LONDON (Reuters) - The European Union could ban gas exports and limit industrial use as part of emergency measures to protect household energy supplies this winter, a source told Reuters, as it braces for a possible halt in Russian gas as a result of the Ukraine crisis.
Russia is Europe’s biggest supplier of oil, coal and natural gas, and its pipelines through Ukraine are currently the subject of political manoeuvring - not for the first time - as Europe and Moscow clash over the latter’s military action in Ukraine.
Kiev is warning that Russia plans to halt gas supplies while Moscow says Ukraine could siphon off energy destined for the European Union - which has just threatened new sanctions if Moscow fails to pull its forces out of Ukraine.
While buyers of oil and coal can find new suppliers relatively quickly, southeast Europe receives most of its gas from Kremlin-controlled Gazprom (GAZP.MM).
Tankers from Qatar and Algeria bring liquefied natural gas (LNG) to Europe via ports along the Atlantic and Mediterranean oceans, but European buyers often re-sell those cargoes abroad for higher prices rather than supplying their domestic market.
A source at the EU Commission said it was considering a ban on the practise of re-selling to bolster reserves.
“In the short-term, we are very worried about winter supplies in southeast Europe,” said the source, who has direct knowledge of the Commission’s energy emergency plans.
“Our best hope in case of a cut is emergency measure 994/2010 which could prevent LNG from leaving Europe as well as limit industrial gas use in order to protect households,” the source said.
European Union Regulation number 994/2010, passed in 2010 to safeguard gas supplies, could include banning gas companies from selling LNG tankers outside of Europe, keeping more gas in reserve, and ordering industry to stop using gas.
European Energy Commissioner Guenther Oettinger said last week during negotiations with Ukraine and Russia that the bloc was preparing a “Plan B” to protect gas supplies in the worst case scenario.
Hungary, likely to be among the countries most affected by a cut in supplies, said it was monitoring the need for further increases in strategic reserves.
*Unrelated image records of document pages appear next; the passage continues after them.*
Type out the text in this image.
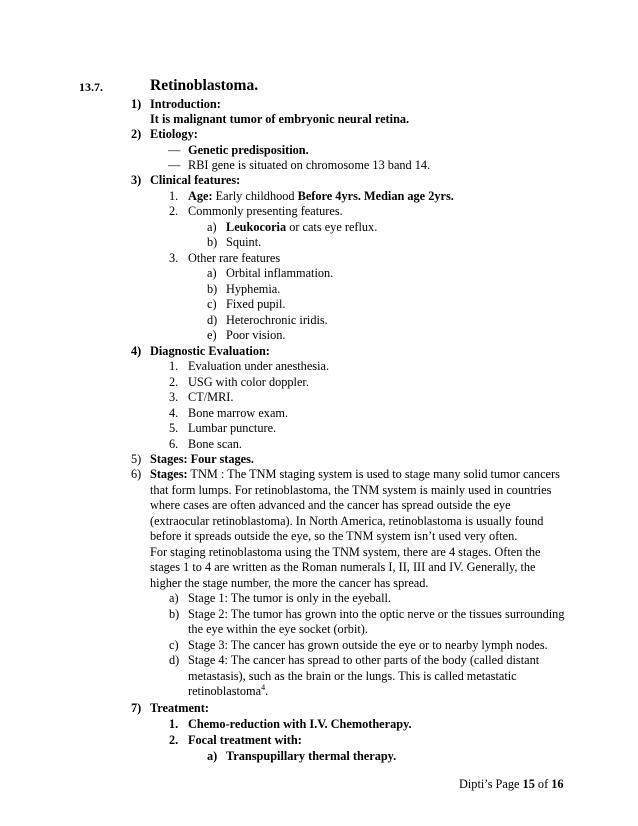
13.7.	Retinoblastoma.
1) Introduction:
It is malignant tumor of embryonic neural retina.
2) Etiology:
— Genetic predisposition.
— RBI gene is situated on chromosome 13 band 14.
3) Clinical features:
1. Age: Early childhood Before 4yrs. Median age 2yrs.
2. Commonly presenting features.
a) Leukocoria or cats eye reflux.
b) Squint.
3. Other rare features
a) Orbital inflammation.
b) Hyphemia.
c) Fixed pupil.
d) Heterochronic iridis.
e) Poor vision.
4) Diagnostic Evaluation:
1. Evaluation under anesthesia.
2. USG with color doppler.
3. CT/MRI.
4. Bone marrow exam.
5. Lumbar puncture.
6. Bone scan.
5) Stages: Four stages.
6) Stages: TNM : The TNM staging system is used to stage many solid tumor cancers
that form lumps. For retinoblastoma, the TNM system is mainly used in countries
where cases are often advanced and the cancer has spread outside the eye
(extraocular retinoblastoma). In North America, retinoblastoma is usually found
before it spreads outside the eye, so the TNM system isn’t used very often.
For staging retinoblastoma using the TNM system, there are 4 stages. Often the
stages 1 to 4 are written as the Roman numerals I, II, III and IV. Generally, the
higher the stage number, the more the cancer has spread.
a) Stage 1: The tumor is only in the eyeball.
b) Stage 2: The tumor has grown into the optic nerve or the tissues surrounding
the eye within the eye socket (orbit).
c) Stage 3: The cancer has grown outside the eye or to nearby lymph nodes.
d) Stage 4: The cancer has spread to other parts of the body (called distant
metastasis), such as the brain or the lungs. This is called metastatic
retinoblastoma$^4$.
7) Treatment:
1. Chemo-reduction with I.V. Chemotherapy.
2. Focal treatment with:
a) Transpupillary thermal therapy.
Dipti’s Page 15 of 16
The Development Ministry told Reuters it was also looking at “potential regulatory methods that would prompt market players to build reserves beyond the regulatory minimum.”
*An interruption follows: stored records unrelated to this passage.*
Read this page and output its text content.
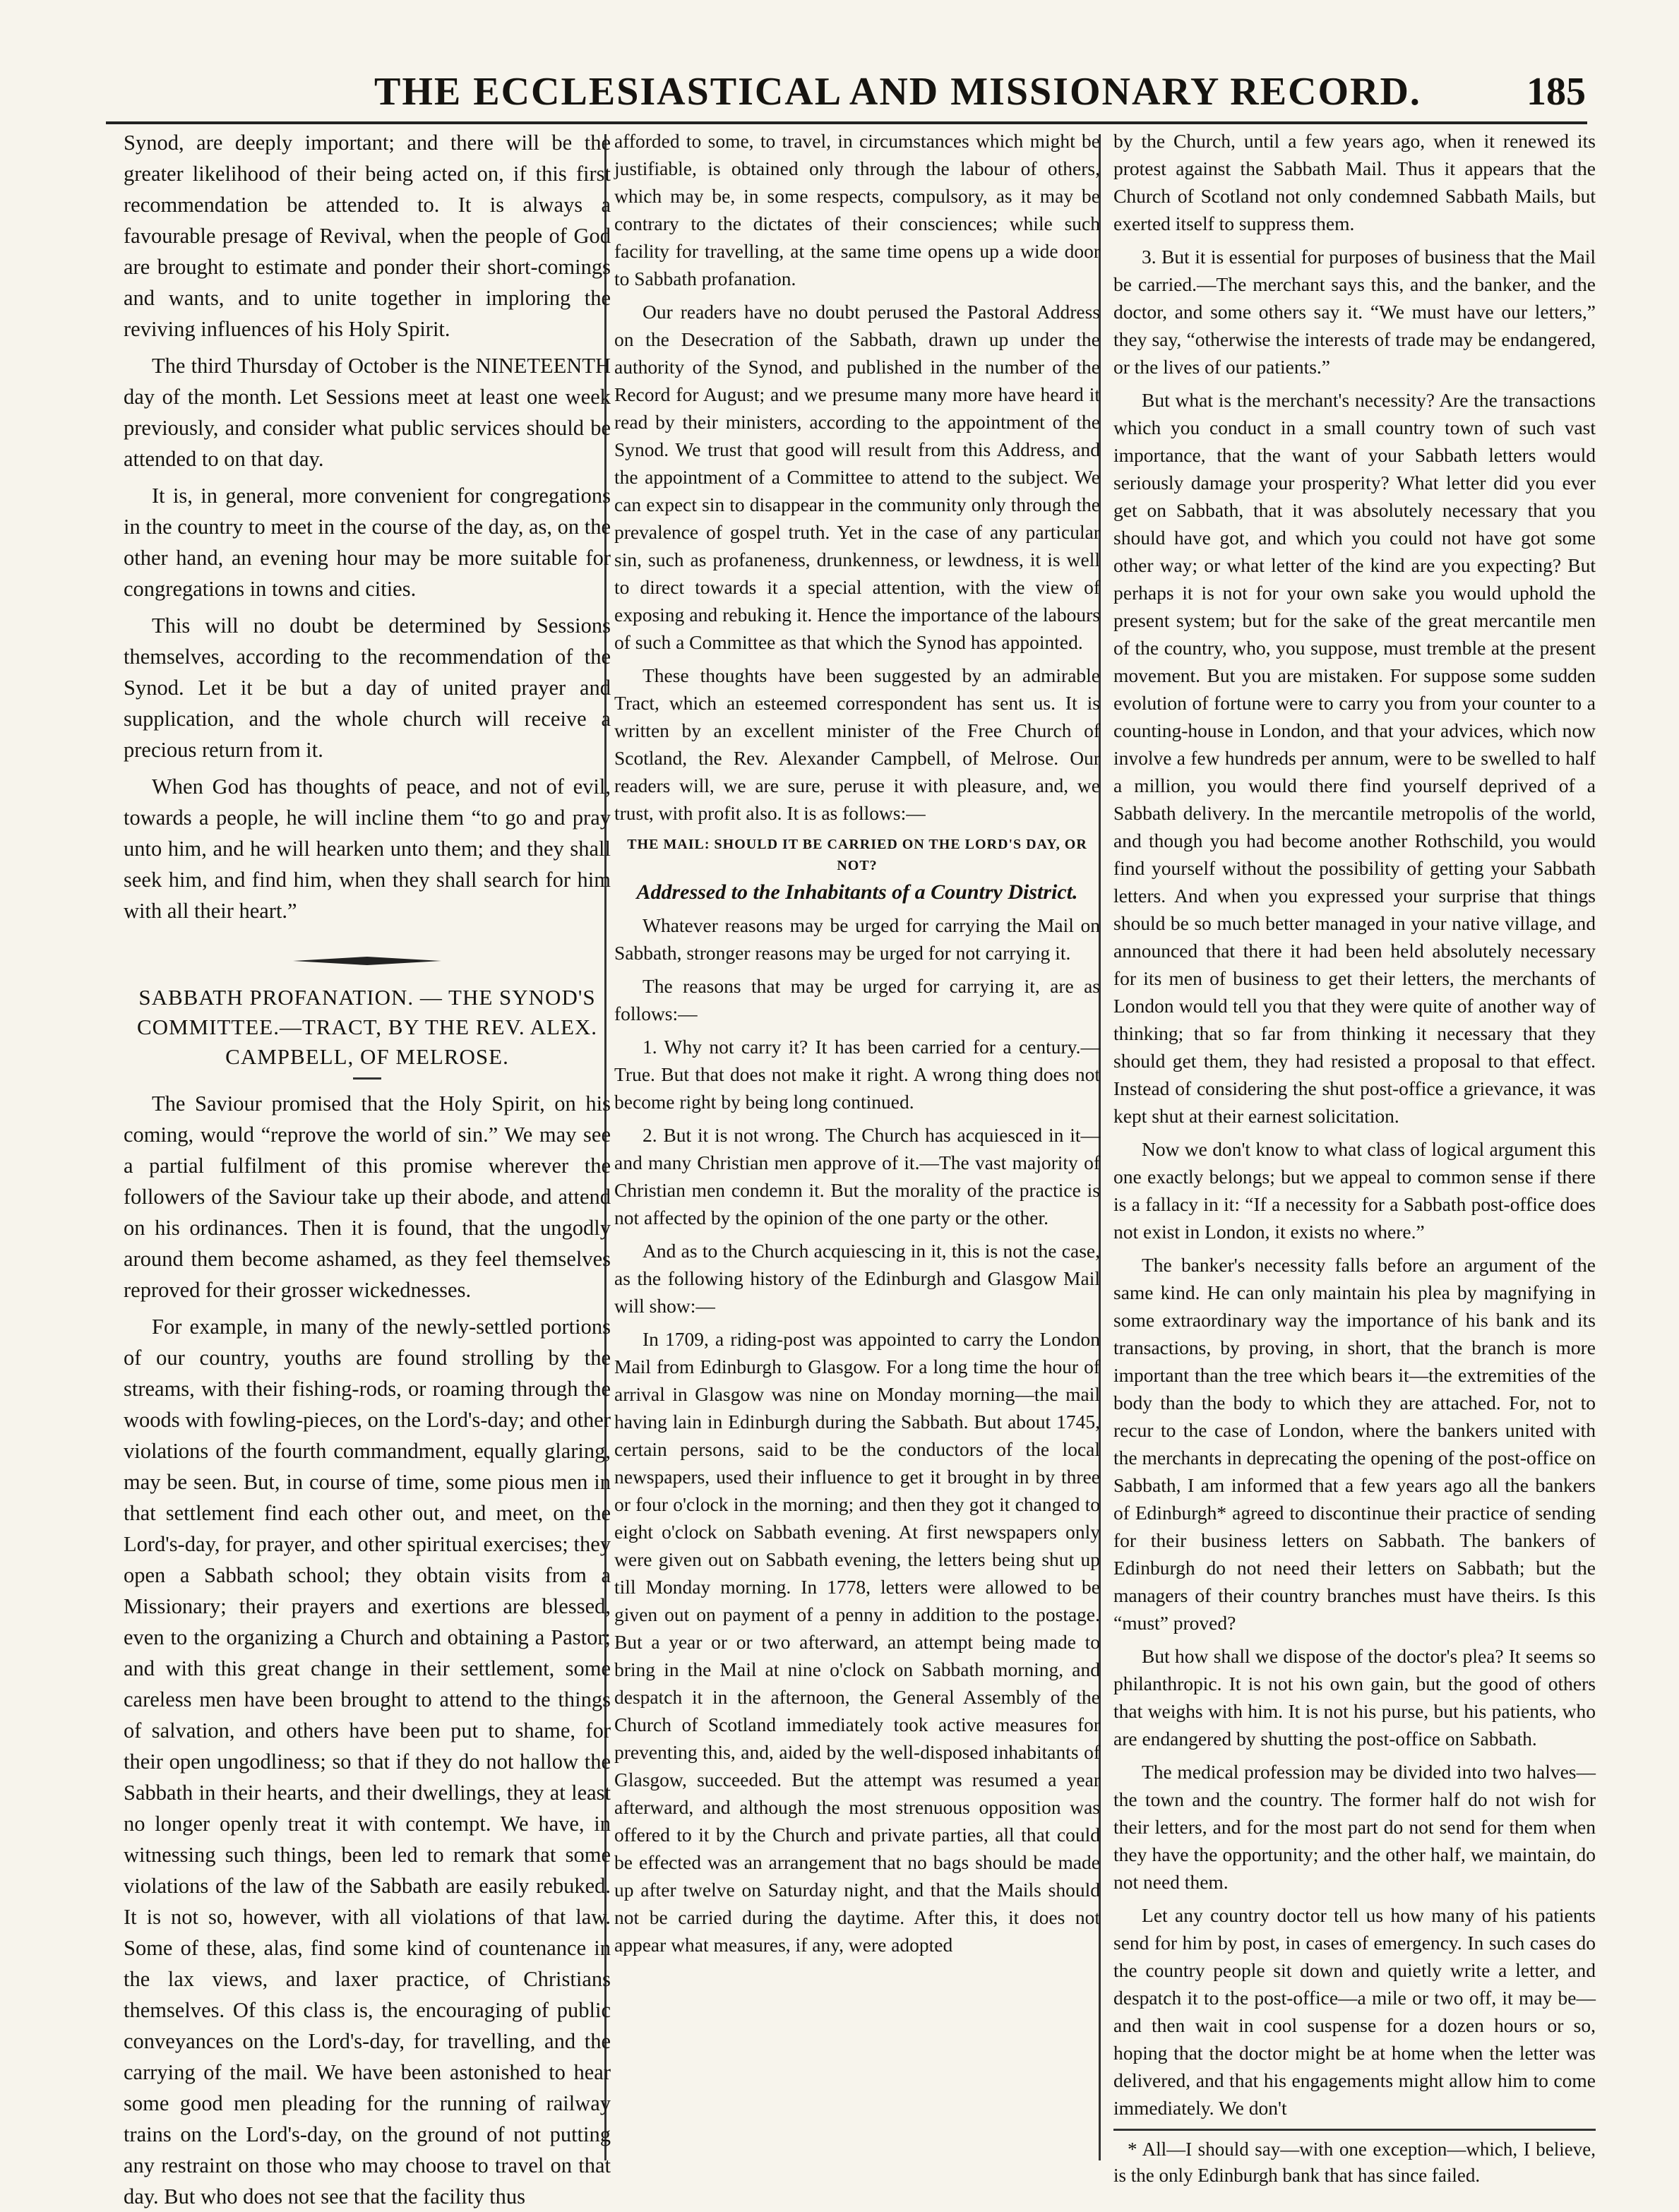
THE ECCLESIASTICAL AND MISSIONARY RECORD.	185

Synod, are deeply important; and there will be the greater likelihood of their being acted on, if this first recommendation be attended to. It is always a favourable presage of Revival, when the people of God are brought to estimate and ponder their short-comings and wants, and to unite together in imploring the reviving influences of his Holy Spirit.

The third Thursday of October is the NINETEENTH day of the month. Let Sessions meet at least one week previously, and consider what public services should be attended to on that day.

It is, in general, more convenient for congregations in the country to meet in the course of the day, as, on the other hand, an evening hour may be more suitable for congregations in towns and cities.

This will no doubt be determined by Sessions themselves, according to the recommendation of the Synod. Let it be but a day of united prayer and supplication, and the whole church will receive a precious return from it.

When God has thoughts of peace, and not of evil, towards a people, he will incline them “to go and pray unto him, and he will hearken unto them; and they shall seek him, and find him, when they shall search for him with all their heart.”

SABBATH PROFANATION. — THE SYNOD'S COMMITTEE.—TRACT, BY THE REV. ALEX. CAMPBELL, OF MELROSE.

The Saviour promised that the Holy Spirit, on his coming, would “reprove the world of sin.” We may see a partial fulfilment of this promise wherever the followers of the Saviour take up their abode, and attend on his ordinances. Then it is found, that the ungodly around them become ashamed, as they feel themselves reproved for their grosser wickednesses.

For example, in many of the newly-settled portions of our country, youths are found strolling by the streams, with their fishing-rods, or roaming through the woods with fowling-pieces, on the Lord's-day; and other violations of the fourth commandment, equally glaring, may be seen. But, in course of time, some pious men in that settlement find each other out, and meet, on the Lord's-day, for prayer, and other spiritual exercises; they open a Sabbath school; they obtain visits from a Missionary; their prayers and exertions are blessed, even to the organizing a Church and obtaining a Pastor; and with this great change in their settlement, some careless men have been brought to attend to the things of salvation, and others have been put to shame, for their open ungodliness; so that if they do not hallow the Sabbath in their hearts, and their dwellings, they at least no longer openly treat it with contempt. We have, in witnessing such things, been led to remark that some violations of the law of the Sabbath are easily rebuked. It is not so, however, with all violations of that law. Some of these, alas, find some kind of countenance in the lax views, and laxer practice, of Christians themselves. Of this class is, the encouraging of public conveyances on the Lord's-day, for travelling, and the carrying of the mail. We have been astonished to hear some good men pleading for the running of railway trains on the Lord's-day, on the ground of not putting any restraint on those who may choose to travel on that day. But who does not see that the facility thus

afforded to some, to travel, in circumstances which might be justifiable, is obtained only through the labour of others, which may be, in some respects, compulsory, as it may be contrary to the dictates of their consciences; while such facility for travelling, at the same time opens up a wide door to Sabbath profanation.

Our readers have no doubt perused the Pastoral Address on the Desecration of the Sabbath, drawn up under the authority of the Synod, and published in the number of the Record for August; and we presume many more have heard it read by their ministers, according to the appointment of the Synod. We trust that good will result from this Address, and the appointment of a Committee to attend to the subject. We can expect sin to disappear in the community only through the prevalence of gospel truth. Yet in the case of any particular sin, such as profaneness, drunkenness, or lewdness, it is well to direct towards it a special attention, with the view of exposing and rebuking it. Hence the importance of the labours of such a Committee as that which the Synod has appointed.

These thoughts have been suggested by an admirable Tract, which an esteemed correspondent has sent us. It is written by an excellent minister of the Free Church of Scotland, the Rev. Alexander Campbell, of Melrose. Our readers will, we are sure, peruse it with pleasure, and, we trust, with profit also. It is as follows:—

THE MAIL: SHOULD IT BE CARRIED ON THE LORD'S DAY, OR NOT?
Addressed to the Inhabitants of a Country District.

Whatever reasons may be urged for carrying the Mail on Sabbath, stronger reasons may be urged for not carrying it.

The reasons that may be urged for carrying it, are as follows:—

1. Why not carry it? It has been carried for a century.—True. But that does not make it right. A wrong thing does not become right by being long continued.

2. But it is not wrong. The Church has acquiesced in it—and many Christian men approve of it.—The vast majority of Christian men condemn it. But the morality of the practice is not affected by the opinion of the one party or the other.

And as to the Church acquiescing in it, this is not the case, as the following history of the Edinburgh and Glasgow Mail will show:—

In 1709, a riding-post was appointed to carry the London Mail from Edinburgh to Glasgow. For a long time the hour of arrival in Glasgow was nine on Monday morning—the mail having lain in Edinburgh during the Sabbath. But about 1745, certain persons, said to be the conductors of the local newspapers, used their influence to get it brought in by three or four o'clock in the morning; and then they got it changed to eight o'clock on Sabbath evening. At first newspapers only were given out on Sabbath evening, the letters being shut up till Monday morning. In 1778, letters were allowed to be given out on payment of a penny in addition to the postage. But a year or or two afterward, an attempt being made to bring in the Mail at nine o'clock on Sabbath morning, and despatch it in the afternoon, the General Assembly of the Church of Scotland immediately took active measures for preventing this, and, aided by the well-disposed inhabitants of Glasgow, succeeded. But the attempt was resumed a year afterward, and although the most strenuous opposition was offered to it by the Church and private parties, all that could be effected was an arrangement that no bags should be made up after twelve on Saturday night, and that the Mails should not be carried during the daytime. After this, it does not appear what measures, if any, were adopted

by the Church, until a few years ago, when it renewed its protest against the Sabbath Mail. Thus it appears that the Church of Scotland not only condemned Sabbath Mails, but exerted itself to suppress them.

3. But it is essential for purposes of business that the Mail be carried.—The merchant says this, and the banker, and the doctor, and some others say it. “We must have our letters,” they say, “otherwise the interests of trade may be endangered, or the lives of our patients.”

But what is the merchant's necessity? Are the transactions which you conduct in a small country town of such vast importance, that the want of your Sabbath letters would seriously damage your prosperity? What letter did you ever get on Sabbath, that it was absolutely necessary that you should have got, and which you could not have got some other way; or what letter of the kind are you expecting? But perhaps it is not for your own sake you would uphold the present system; but for the sake of the great mercantile men of the country, who, you suppose, must tremble at the present movement. But you are mistaken. For suppose some sudden evolution of fortune were to carry you from your counter to a counting-house in London, and that your advices, which now involve a few hundreds per annum, were to be swelled to half a million, you would there find yourself deprived of a Sabbath delivery. In the mercantile metropolis of the world, and though you had become another Rothschild, you would find yourself without the possibility of getting your Sabbath letters. And when you expressed your surprise that things should be so much better managed in your native village, and announced that there it had been held absolutely necessary for its men of business to get their letters, the merchants of London would tell you that they were quite of another way of thinking; that so far from thinking it necessary that they should get them, they had resisted a proposal to that effect. Instead of considering the shut post-office a grievance, it was kept shut at their earnest solicitation.

Now we don't know to what class of logical argument this one exactly belongs; but we appeal to common sense if there is a fallacy in it: “If a necessity for a Sabbath post-office does not exist in London, it exists no where.”

The banker's necessity falls before an argument of the same kind. He can only maintain his plea by magnifying in some extraordinary way the importance of his bank and its transactions, by proving, in short, that the branch is more important than the tree which bears it—the extremities of the body than the body to which they are attached. For, not to recur to the case of London, where the bankers united with the merchants in deprecating the opening of the post-office on Sabbath, I am informed that a few years ago all the bankers of Edinburgh* agreed to discontinue their practice of sending for their business letters on Sabbath. The bankers of Edinburgh do not need their letters on Sabbath; but the managers of their country branches must have theirs. Is this “must” proved?

But how shall we dispose of the doctor's plea? It seems so philanthropic. It is not his own gain, but the good of others that weighs with him. It is not his purse, but his patients, who are endangered by shutting the post-office on Sabbath.

The medical profession may be divided into two halves—the town and the country. The former half do not wish for their letters, and for the most part do not send for them when they have the opportunity; and the other half, we maintain, do not need them.

Let any country doctor tell us how many of his patients send for him by post, in cases of emergency. In such cases do the country people sit down and quietly write a letter, and despatch it to the post-office—a mile or two off, it may be—and then wait in cool suspense for a dozen hours or so, hoping that the doctor might be at home when the letter was delivered, and that his engagements might allow him to come immediately. We don't

* All—I should say—with one exception—which, I believe, is the only Edinburgh bank that has since failed.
Cutting industrial consumption would hurt an already shaky European economy, while banning utilities from selling liquefied natural gas (LNG) tanker cargoes overseas would hurt their revenues.
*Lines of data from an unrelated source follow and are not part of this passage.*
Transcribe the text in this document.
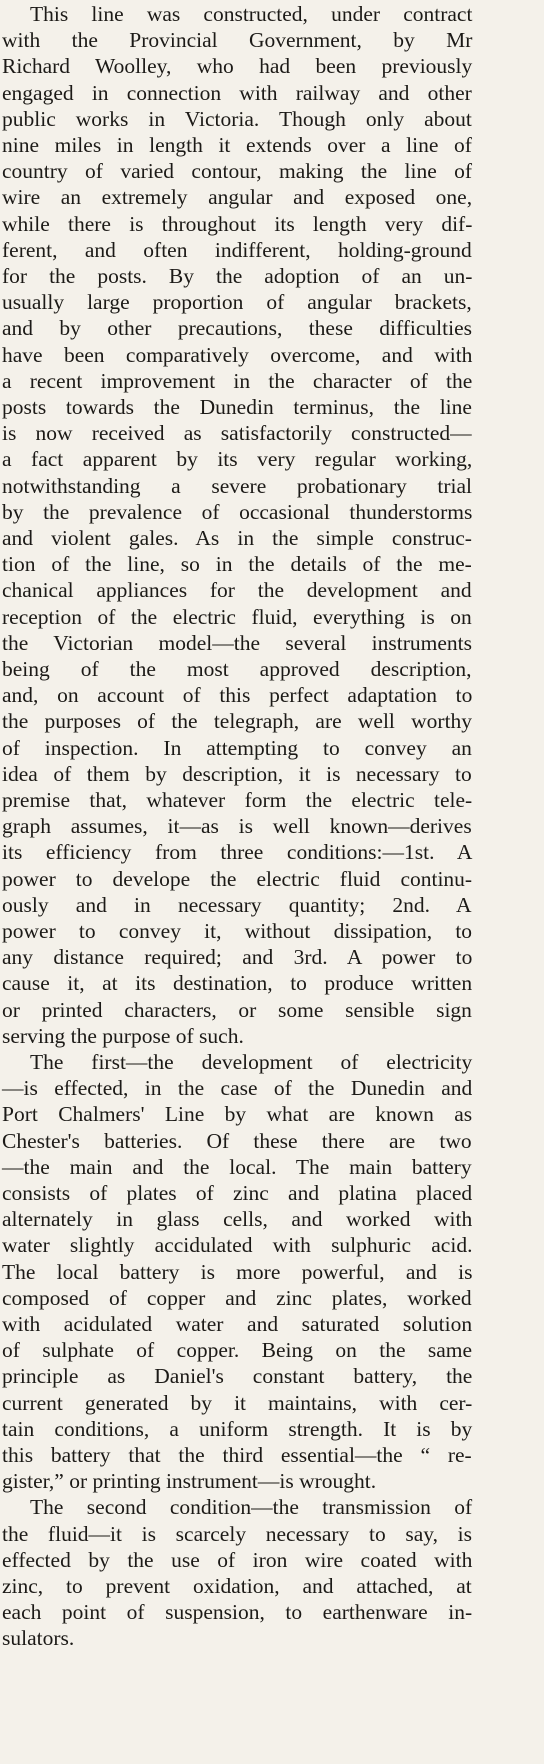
This line was constructed, under contract
with the Provincial Government, by Mr
Richard Woolley, who had been previously
engaged in connection with railway and other
public works in Victoria. Though only about
nine miles in length it extends over a line of
country of varied contour, making the line of
wire an extremely angular and exposed one,
while there is throughout its length very dif-
ferent, and often indifferent, holding-ground
for the posts. By the adoption of an un-
usually large proportion of angular brackets,
and by other precautions, these difficulties
have been comparatively overcome, and with
a recent improvement in the character of the
posts towards the Dunedin terminus, the line
is now received as satisfactorily constructed—
a fact apparent by its very regular working,
notwithstanding a severe probationary trial
by the prevalence of occasional thunderstorms
and violent gales. As in the simple construc-
tion of the line, so in the details of the me-
chanical appliances for the development and
reception of the electric fluid, everything is on
the Victorian model—the several instruments
being of the most approved description,
and, on account of this perfect adaptation to
the purposes of the telegraph, are well worthy
of inspection. In attempting to convey an
idea of them by description, it is necessary to
premise that, whatever form the electric tele-
graph assumes, it—as is well known—derives
its efficiency from three conditions:—1st. A
power to develope the electric fluid continu-
ously and in necessary quantity; 2nd. A
power to convey it, without dissipation, to
any distance required; and 3rd. A power to
cause it, at its destination, to produce written
or printed characters, or some sensible sign
serving the purpose of such.
The first—the development of electricity
—is effected, in the case of the Dunedin and
Port Chalmers' Line by what are known as
Chester's batteries. Of these there are two
—the main and the local. The main battery
consists of plates of zinc and platina placed
alternately in glass cells, and worked with
water slightly accidulated with sulphuric acid.
The local battery is more powerful, and is
composed of copper and zinc plates, worked
with acidulated water and saturated solution
of sulphate of copper. Being on the same
principle as Daniel's constant battery, the
current generated by it maintains, with cer-
tain conditions, a uniform strength. It is by
this battery that the third essential—the “ re-
gister,” or printing instrument—is wrought.
The second condition—the transmission of
the fluid—it is scarcely necessary to say, is
effected by the use of iron wire coated with
zinc, to prevent oxidation, and attached, at
each point of suspension, to earthenware in-
sulators.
European utilities have been preparing for a supply cut by injecting as much gas as possible into storage and as a result, the region’s storage facilities are filled to 90 percent, or 70 billion cubic metres (bcm), equivalent to 15 percent of Europe’s annual demand.
Whatever the bloc does, it will struggle to compensate fully if Russian gas stops coming to Europe, political and industry sources say. Gas prices have risen 35 percent since July due to this threat.
Russia meets around a third of EU demand for oil, coal and natural gas, according to EU data. In return it receives some $250 billion a year, or around two-thirds of government revenue.
The problem with a potential cut is that continental Europe’s pipeline infrastructure was built from East-to-West in order to import Russian gas.
Efforts to build more supplies going the other way, such as LNG from Atlantic terminals, are not sufficiently developed to meet this winter’s demand in southeast Europe.
European energy suppliers could use more coal: that market is over supplied as a result of slowing Asian demand and improvements in mining output from exporters in Colombia, Australia and South Africa. U.S. coal miners are also looking for new buyers since the North American shale gas boom has pushed most coal out of the U.S. market.
All this has caused a 40 percent coal price drop in the past three years.
Again however, the problem is infrastructure: large parts of central and eastern Europe rely on district gas heating, which means burning coal to generate electricity will not help keep households warm this winter.
Russia has halted gas flows to Ukraine three times in the past decade - 2006, 2009 and since June this year - because of price disputes with Kiev, although this year gas intended for customers in the EU have so far continued to flow via Ukraine.
Gazprom insists it has been a reliable supplier and that flows to Europe were in the past disrupted only after Ukraine took some gas intended for the EU to meet its own demand.
With Europe now at odds alongside Ukraine against Russia, the impact of any future shut-down may be more marked.
“We believe the Ukrainian situation will not be resolved without a transit interruption (and) prices would be likely spike,” said analysts at French bank Societe Generale.